At first, I dont really wanna care people's argument about my dreams, I just wanna keep it and work for it.
But, my hardwork doesnt work well as I want for this year's hope. Yes, Im dissapointed, really! But, I dont know, my heart says I cant blame Allah's decision. I trust thing that Allah saves my bright future, but He doesnt give it to me now. I read something yesterday, it said,"If Allah loves you, He gives you such a hard exam of life to test you, do you love Allah as huge as Allah does". Do I receive it with a patient-feel easily?
No, I dont, friends. Im a human too, but I need much more spirit of life. Allah guides me to the right path. Fortunately, although Im in the hard situation, but Allah never brings me to 'dangerous-path' and never gives me hopeless-feel for a long time. That feel just comes for 30 minutes. Then, He gives me such a strong spirit again. He makes me wanna know who's my creator more, who's Allah more. He opens my mind to learn everything about Islam. This is so embarassing, Im muslim, but I still get less knowledges about my own religion, how poor I am.
Suddenly, I followed some Islam Knowledge-Account on Instagram, I followed many Udztadz-Udztadzah's Account on twitter and Instagram, I watched Muslimah Vloggers on Ytb that makes me inspired by their story about their struggle to get know more about Islam, till make me wanna be an Hafidzah. The last one is too much I think. But, I want to be like what Wirda Mansur said in her vlog. Quran is the key of the world. If we make Quran as our life compass, we can open the world and world is in our grasp. I was born with an ambitious-soul and it makes me tired cuz if I am failed, it makes me so stressed. If we trust Allah and let Allah decides what our future gonna be, of course there's no need to worry.
After I did the 'SBMPTN-Test' last April and got a 'bad-news' in last June, I didnt know what I've to do. Yes, Im an unemployment. I was stressed since that bad news was out till last July. In the first week, I always felt hurt for no reason, I always hear some bad words from people around me, I always cried in the night, sit down at the corner of my room with the dark-light and the locked-door. Many bad-thoughts always came into my mind. I thought that SBMPTN was my last reason why I have to live in this world. Once I got failure, I was so stressed. I want live my life happily. Just that.

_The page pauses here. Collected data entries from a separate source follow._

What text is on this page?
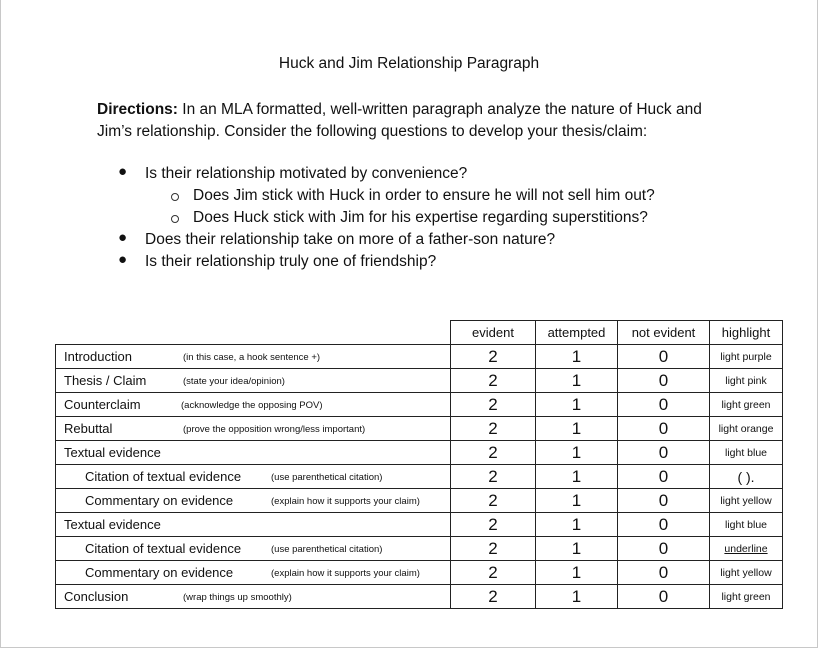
Huck and Jim Relationship Paragraph
Directions: In an MLA formatted, well-written paragraph analyze the nature of Huck and Jim’s relationship. Consider the following questions to develop your thesis/claim:
● Is their relationship motivated by convenience?
Does Jim stick with Huck in order to ensure he will not sell him out?
Does Huck stick with Jim for his expertise regarding superstitions?
● Does their relationship take on more of a father-son nature?
● Is their relationship truly one of friendship?
	evident	attempted	not evident	highlight

Introduction (in this case, a hook sentence +)	2	1	0	light purple

Thesis / Claim (state your idea/opinion)	2	1	0	light pink

Counterclaim (acknowledge the opposing POV)	2	1	0	light green

Rebuttal (prove the opposition wrong/less important)	2	1	0	light orange

Textual evidence	2	1	0	light blue

Citation of textual evidence (use parenthetical citation)	2	1	0	( ).

Commentary on evidence (explain how it supports your claim)	2	1	0	light yellow

Textual evidence	2	1	0	light blue

Citation of textual evidence (use parenthetical citation)	2	1	0	underline

Commentary on evidence (explain how it supports your claim)	2	1	0	light yellow

Conclusion (wrap things up smoothly)	2	1	0	light green
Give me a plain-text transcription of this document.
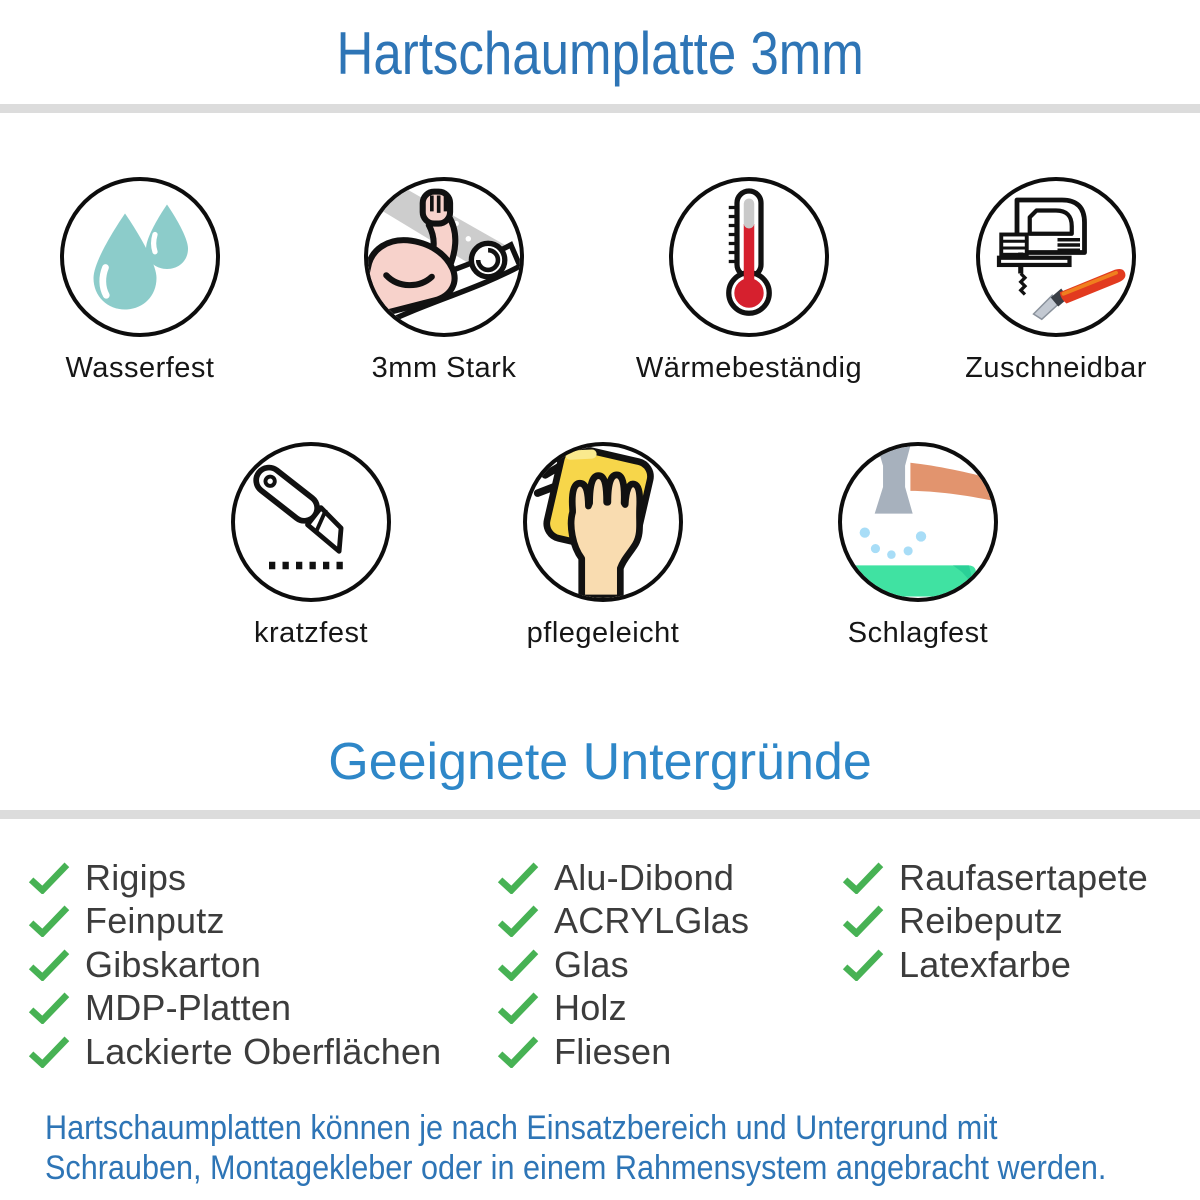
Hartschaumplatte 3mm
Wasserfest	3mm Stark	Wärmebeständig	Zuschneidbar
kratzfest	pflegeleicht	Schlagfest
Geeignete Untergründe
Rigips
Feinputz
Gibskarton
MDP-Platten
Lackierte Oberflächen
Alu-Dibond
ACRYLGlas
Glas
Holz
Fliesen
Raufasertapete
Reibeputz
Latexfarbe
Hartschaumplatten können je nach Einsatzbereich und Untergrund mit
Schrauben, Montagekleber oder in einem Rahmensystem angebracht werden.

My Failure moment makes me so stressed. But, Allah has different answer. Allah will give my success to me, but not for now. He opens my mind, my heart, my soul, my point of view, everything in me. Things that I had trusted that those were right apparently WRONG. He makes me live my life becomes calm now. Actually, that is what I need, it's enough. Now, I know how to live with much feel thankful. Theres no thing I have to envious about anymore except being better like what Wirda Mansur, Muzammil, Hamas Syahid, Gita Savitri, Bella Almira do.
I dont wanna be 'WORLD SERVANT' anymore. 18years8months Ive colonized by world, its time for me to be independent. And Allah gives me Independence-soul soooo easily. Alhamdulillaah. Thank you for everything youve given to me, Ya Allah. I trust You are exist, I trust ISLAM is true religion. I pray may I always be istiqomah in Your Way. Aamiin Ya Rabbal Alamin. I just have to trust that everything happens for a reason and I believe that Ill be success.